# Crossing the Border



## proutdoors (Sep 24, 2007)

A guy traveling through Mexico on vacation lost his wallet and all of his identification. Cutting his trip short, he attempted to make his way home but was stopped by the U.S. Customs Agent at the border.
"Any ID?" said the agent.

"I'm sorry, but I lost my wallet," replied the guy.

"Sure buddy, I hear that every day. No ID, no entry" said the agent.

"But I can prove I'm an American!" he exclaimed.. "I have a picture of Ronald Reagan tattooed on one side of my butt and George Bush on the other."

"This I gotta see," replied the agent.

With that, the guy dropped his pants and showed the agent his rear.

"By golly, you're right!" exclaimed the agent. "Have a safe trip back to Chicago."

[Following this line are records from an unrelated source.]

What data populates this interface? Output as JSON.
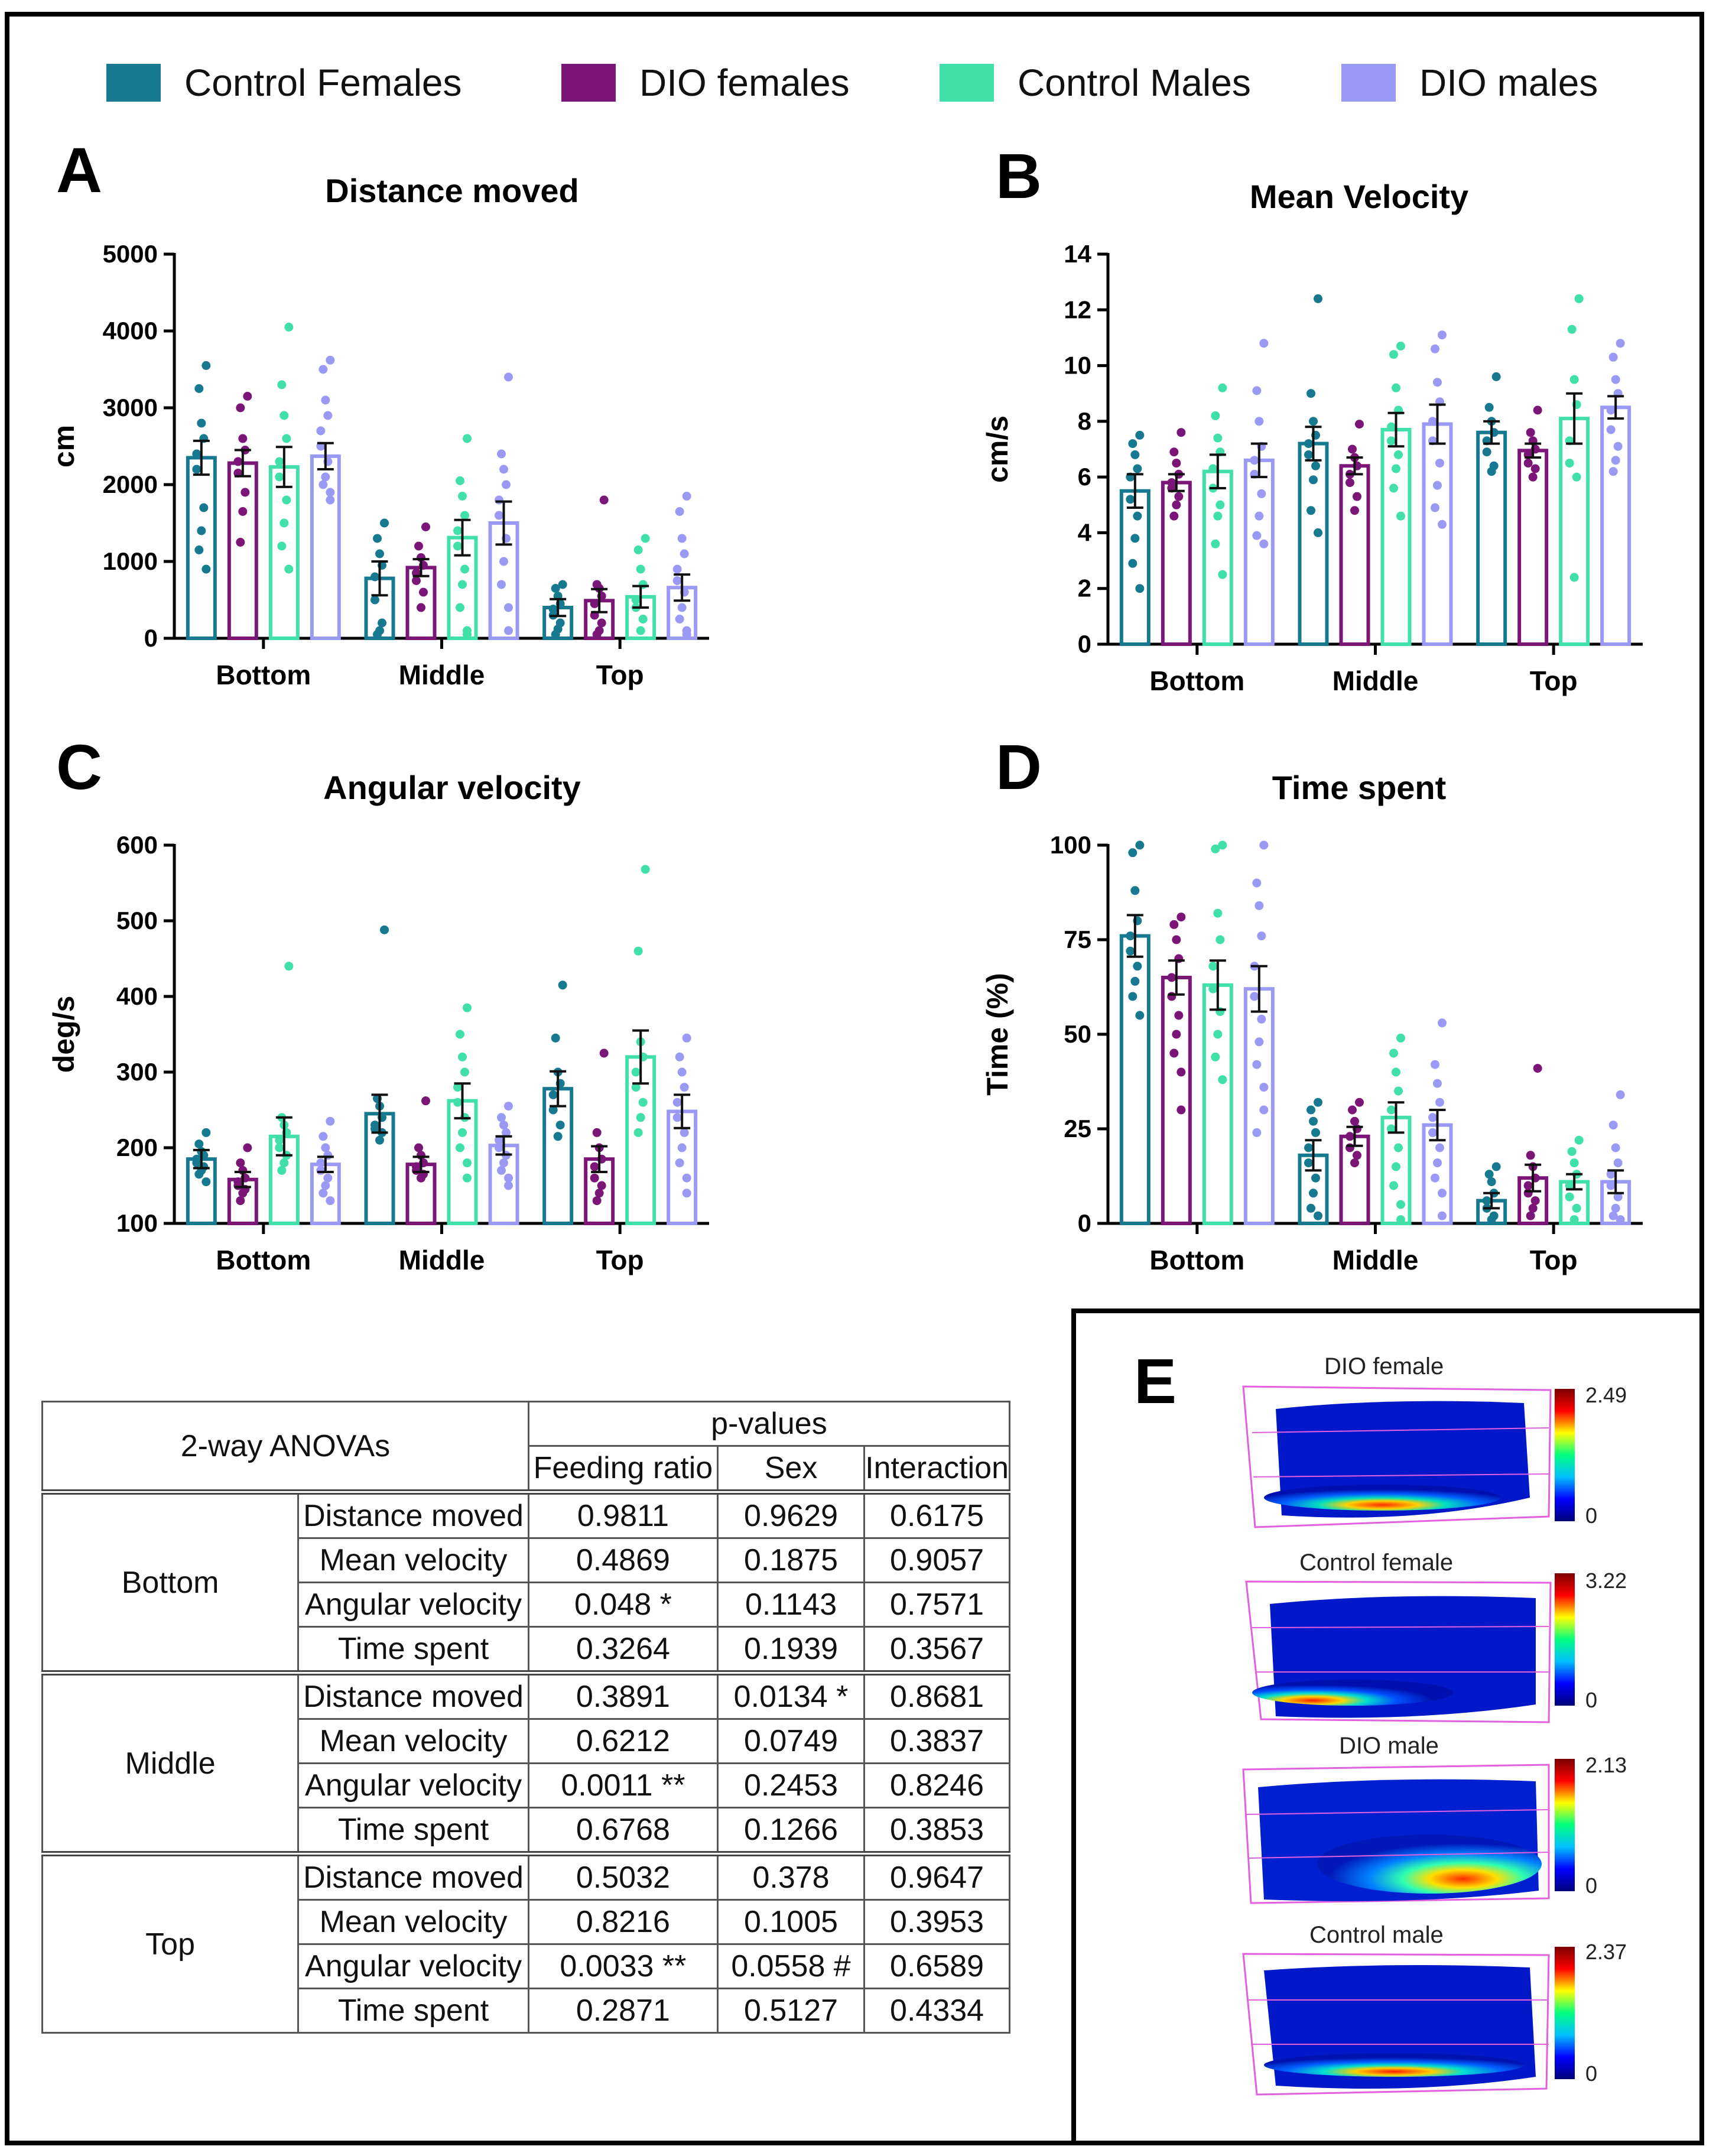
{
  "legend": [
    {
      "label": "Control Females",
      "color": "#17798f"
    },
    {
      "label": "DIO females",
      "color": "#7b1578"
    },
    {
      "label": "Control Males",
      "color": "#40e0a8"
    },
    {
      "label": "DIO males",
      "color": "#9a9af5"
    }
  ],
  "panels": {
    "A": {
      "letter": "A",
      "title": "Distance moved"
    },
    "B": {
      "letter": "B",
      "title": "Mean Velocity"
    },
    "C": {
      "letter": "C",
      "title": "Angular velocity"
    },
    "D": {
      "letter": "D",
      "title": "Time spent"
    },
    "E": {
      "letter": "E"
    }
  },
  "chart_data": [
    {
      "id": "A",
      "type": "bar",
      "title": "Distance moved",
      "ylabel": "cm",
      "ylim": [
        0,
        5000
      ],
      "yticks": [
        0,
        1000,
        2000,
        3000,
        4000,
        5000
      ],
      "categories": [
        "Bottom",
        "Middle",
        "Top"
      ],
      "series": [
        {
          "name": "Control Females",
          "values": [
            2350,
            780,
            400
          ],
          "sem": [
            220,
            220,
            110
          ],
          "points": [
            [
              3550,
              3250,
              2800,
              2600,
              2400,
              2200,
              1700,
              1400,
              1150,
              900
            ],
            [
              1500,
              1300,
              1100,
              950,
              800,
              500,
              200,
              100,
              50
            ],
            [
              700,
              650,
              550,
              450,
              380,
              300,
              200,
              120,
              50
            ]
          ]
        },
        {
          "name": "DIO females",
          "values": [
            2280,
            920,
            490
          ],
          "sem": [
            170,
            110,
            150
          ],
          "points": [
            [
              3150,
              3000,
              2600,
              2450,
              2300,
              2150,
              1900,
              1650,
              1250
            ],
            [
              1450,
              1200,
              1050,
              950,
              850,
              750,
              600,
              400
            ],
            [
              1800,
              700,
              650,
              550,
              450,
              300,
              200,
              100,
              50
            ]
          ]
        },
        {
          "name": "Control Males",
          "values": [
            2230,
            1310,
            540
          ],
          "sem": [
            260,
            230,
            140
          ],
          "points": [
            [
              4050,
              3300,
              2900,
              2600,
              2300,
              2100,
              1800,
              1500,
              1200,
              900
            ],
            [
              2600,
              2050,
              1850,
              1600,
              1400,
              1200,
              900,
              700,
              400,
              100,
              50
            ],
            [
              1300,
              1150,
              900,
              700,
              500,
              400,
              250,
              100
            ]
          ]
        },
        {
          "name": "DIO males",
          "values": [
            2370,
            1500,
            660
          ],
          "sem": [
            170,
            280,
            170
          ],
          "points": [
            [
              3620,
              3500,
              3100,
              2900,
              2700,
              2500,
              2300,
              2100,
              2000,
              1900,
              1800
            ],
            [
              3400,
              2400,
              2200,
              2000,
              1800,
              1600,
              1300,
              1000,
              700,
              400,
              100
            ],
            [
              1850,
              1650,
              1300,
              1100,
              900,
              750,
              600,
              400,
              250,
              100,
              50
            ]
          ]
        }
      ]
    },
    {
      "id": "B",
      "type": "bar",
      "title": "Mean Velocity",
      "ylabel": "cm/s",
      "ylim": [
        0,
        14
      ],
      "yticks": [
        0,
        2,
        4,
        6,
        8,
        10,
        12,
        14
      ],
      "categories": [
        "Bottom",
        "Middle",
        "Top"
      ],
      "series": [
        {
          "name": "Control Females",
          "values": [
            5.5,
            7.2,
            7.6
          ],
          "sem": [
            0.6,
            0.6,
            0.4
          ],
          "points": [
            [
              7.5,
              7.2,
              6.8,
              6.3,
              6.0,
              5.2,
              4.6,
              3.8,
              2.9,
              2.0
            ],
            [
              12.4,
              9.0,
              8.0,
              7.5,
              7.2,
              6.8,
              6.4,
              5.9,
              4.8,
              4.0
            ],
            [
              9.6,
              8.5,
              8.0,
              7.6,
              7.3,
              6.9,
              6.4,
              6.2
            ]
          ]
        },
        {
          "name": "DIO females",
          "values": [
            5.8,
            6.4,
            6.95
          ],
          "sem": [
            0.3,
            0.3,
            0.25
          ],
          "points": [
            [
              7.6,
              6.9,
              6.5,
              6.1,
              5.8,
              5.6,
              5.3,
              5.0,
              4.6
            ],
            [
              7.9,
              7.0,
              6.7,
              6.4,
              6.1,
              5.8,
              5.3,
              4.8
            ],
            [
              8.4,
              7.6,
              7.3,
              7.0,
              6.8,
              6.5,
              6.3,
              6.0
            ]
          ]
        },
        {
          "name": "Control Males",
          "values": [
            6.2,
            7.7,
            8.1
          ],
          "sem": [
            0.6,
            0.6,
            0.9
          ],
          "points": [
            [
              9.2,
              8.2,
              7.4,
              6.9,
              6.3,
              5.6,
              5.0,
              4.6,
              3.6,
              2.5
            ],
            [
              10.7,
              10.4,
              9.2,
              8.4,
              7.8,
              7.3,
              6.8,
              6.3,
              5.6,
              4.6
            ],
            [
              12.4,
              11.3,
              9.5,
              8.6,
              7.3,
              6.5,
              6.0,
              2.4
            ]
          ]
        },
        {
          "name": "DIO males",
          "values": [
            6.6,
            7.9,
            8.5
          ],
          "sem": [
            0.6,
            0.7,
            0.4
          ],
          "points": [
            [
              10.8,
              9.1,
              8.0,
              7.1,
              6.6,
              6.1,
              5.4,
              4.6,
              3.9,
              3.6
            ],
            [
              11.1,
              10.6,
              9.4,
              8.7,
              8.0,
              7.3,
              6.5,
              5.7,
              4.9,
              4.3
            ],
            [
              10.8,
              10.3,
              9.5,
              9.0,
              8.4,
              7.7,
              7.1,
              6.6,
              6.2
            ]
          ]
        }
      ]
    },
    {
      "id": "C",
      "type": "bar",
      "title": "Angular velocity",
      "ylabel": "deg/s",
      "ylim": [
        100,
        600
      ],
      "yticks": [
        100,
        200,
        300,
        400,
        500,
        600
      ],
      "categories": [
        "Bottom",
        "Middle",
        "Top"
      ],
      "series": [
        {
          "name": "Control Females",
          "values": [
            185,
            245,
            278
          ],
          "sem": [
            12,
            25,
            23
          ],
          "points": [
            [
              220,
              205,
              195,
              190,
              185,
              180,
              175,
              170,
              165,
              155
            ],
            [
              488,
              265,
              255,
              240,
              230,
              225,
              220,
              210
            ],
            [
              415,
              345,
              300,
              285,
              270,
              250,
              230,
              215
            ]
          ]
        },
        {
          "name": "DIO females",
          "values": [
            158,
            178,
            185
          ],
          "sem": [
            10,
            10,
            17
          ],
          "points": [
            [
              200,
              180,
              170,
              160,
              155,
              150,
              145,
              140,
              130
            ],
            [
              262,
              200,
              190,
              180,
              175,
              170,
              165,
              160
            ],
            [
              325,
              220,
              200,
              185,
              175,
              160,
              150,
              140,
              130
            ]
          ]
        },
        {
          "name": "Control Males",
          "values": [
            215,
            262,
            320
          ],
          "sem": [
            25,
            23,
            35
          ],
          "points": [
            [
              440,
              240,
              230,
              220,
              210,
              200,
              190,
              180,
              170
            ],
            [
              385,
              350,
              320,
              300,
              280,
              260,
              240,
              220,
              200,
              180,
              160
            ],
            [
              568,
              460,
              340,
              320,
              300,
              280,
              260,
              240,
              220
            ]
          ]
        },
        {
          "name": "DIO males",
          "values": [
            178,
            203,
            248
          ],
          "sem": [
            10,
            12,
            22
          ],
          "points": [
            [
              235,
              215,
              200,
              190,
              180,
              170,
              160,
              150,
              140,
              130
            ],
            [
              255,
              240,
              230,
              220,
              210,
              200,
              190,
              180,
              170,
              160,
              150
            ],
            [
              345,
              320,
              300,
              280,
              260,
              240,
              220,
              200,
              180,
              160,
              140
            ]
          ]
        }
      ]
    },
    {
      "id": "D",
      "type": "bar",
      "title": "Time spent",
      "ylabel": "Time (%)",
      "ylim": [
        0,
        100
      ],
      "yticks": [
        0,
        25,
        50,
        75,
        100
      ],
      "categories": [
        "Bottom",
        "Middle",
        "Top"
      ],
      "series": [
        {
          "name": "Control Females",
          "values": [
            76,
            18,
            6
          ],
          "sem": [
            5.5,
            4,
            2
          ],
          "points": [
            [
              100,
              98,
              88,
              80,
              76,
              72,
              68,
              64,
              60,
              55
            ],
            [
              32,
              30,
              27,
              24,
              20,
              16,
              12,
              8,
              4,
              2
            ],
            [
              15,
              13,
              11,
              8,
              6,
              4,
              2,
              1
            ]
          ]
        },
        {
          "name": "DIO females",
          "values": [
            65,
            23,
            12
          ],
          "sem": [
            4.5,
            2.5,
            3.5
          ],
          "points": [
            [
              81,
              79,
              75,
              70,
              65,
              60,
              55,
              50,
              45,
              40,
              30
            ],
            [
              32,
              30,
              27,
              25,
              23,
              20,
              18,
              16
            ],
            [
              41,
              18,
              15,
              12,
              10,
              8,
              6,
              4,
              2
            ]
          ]
        },
        {
          "name": "Control Males",
          "values": [
            63,
            28,
            11
          ],
          "sem": [
            6.5,
            4,
            2
          ],
          "points": [
            [
              100,
              99,
              82,
              75,
              68,
              62,
              56,
              50,
              44,
              38
            ],
            [
              49,
              45,
              40,
              35,
              30,
              25,
              20,
              15,
              10,
              5,
              1
            ],
            [
              22,
              19,
              16,
              13,
              10,
              7,
              4,
              1
            ]
          ]
        },
        {
          "name": "DIO males",
          "values": [
            62,
            26,
            11
          ],
          "sem": [
            6,
            4,
            3
          ],
          "points": [
            [
              100,
              90,
              84,
              76,
              68,
              60,
              54,
              48,
              42,
              36,
              30,
              24
            ],
            [
              53,
              42,
              37,
              32,
              28,
              24,
              20,
              16,
              12,
              8,
              2
            ],
            [
              34,
              26,
              20,
              16,
              13,
              10,
              7,
              4,
              2,
              1
            ]
          ]
        }
      ]
    }
  ],
  "table": {
    "header_left": "2-way ANOVAs",
    "header_group": "p-values",
    "columns": [
      "Feeding ratio",
      "Sex",
      "Interaction"
    ],
    "groups": [
      {
        "name": "Bottom",
        "rows": [
          {
            "measure": "Distance moved",
            "vals": [
              "0.9811",
              "0.9629",
              "0.6175"
            ]
          },
          {
            "measure": "Mean velocity",
            "vals": [
              "0.4869",
              "0.1875",
              "0.9057"
            ]
          },
          {
            "measure": "Angular velocity",
            "vals": [
              "0.048 *",
              "0.1143",
              "0.7571"
            ]
          },
          {
            "measure": "Time spent",
            "vals": [
              "0.3264",
              "0.1939",
              "0.3567"
            ]
          }
        ]
      },
      {
        "name": "Middle",
        "rows": [
          {
            "measure": "Distance moved",
            "vals": [
              "0.3891",
              "0.0134 *",
              "0.8681"
            ]
          },
          {
            "measure": "Mean velocity",
            "vals": [
              "0.6212",
              "0.0749",
              "0.3837"
            ]
          },
          {
            "measure": "Angular velocity",
            "vals": [
              "0.0011 **",
              "0.2453",
              "0.8246"
            ]
          },
          {
            "measure": "Time spent",
            "vals": [
              "0.6768",
              "0.1266",
              "0.3853"
            ]
          }
        ]
      },
      {
        "name": "Top",
        "rows": [
          {
            "measure": "Distance moved",
            "vals": [
              "0.5032",
              "0.378",
              "0.9647"
            ]
          },
          {
            "measure": "Mean velocity",
            "vals": [
              "0.8216",
              "0.1005",
              "0.3953"
            ]
          },
          {
            "measure": "Angular velocity",
            "vals": [
              "0.0033 **",
              "0.0558 #",
              "0.6589"
            ]
          },
          {
            "measure": "Time spent",
            "vals": [
              "0.2871",
              "0.5127",
              "0.4334"
            ]
          }
        ]
      }
    ]
  },
  "heatmaps": [
    {
      "title": "DIO female",
      "max": "2.49",
      "min": "0"
    },
    {
      "title": "Control female",
      "max": "3.22",
      "min": "0"
    },
    {
      "title": "DIO male",
      "max": "2.13",
      "min": "0"
    },
    {
      "title": "Control male",
      "max": "2.37",
      "min": "0"
    }
  ]
}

"Thanks!" he said. "But how did you know I was from Chicago?"

The agent replied, "I recognized Obama in the middle."


----------



## Califbowmen (Jul 1, 2008)

Now that is worth remembering!!!!!!!


----------



## Huntoholic (Sep 17, 2008)

I wonder if they are now going to make a Mount Rushmore of this description. :shock:


----------



## bowgy (Oct 10, 2007)

haha, that's from one of my favorite country western jokes, but it was Willie Nelson in the middle


----------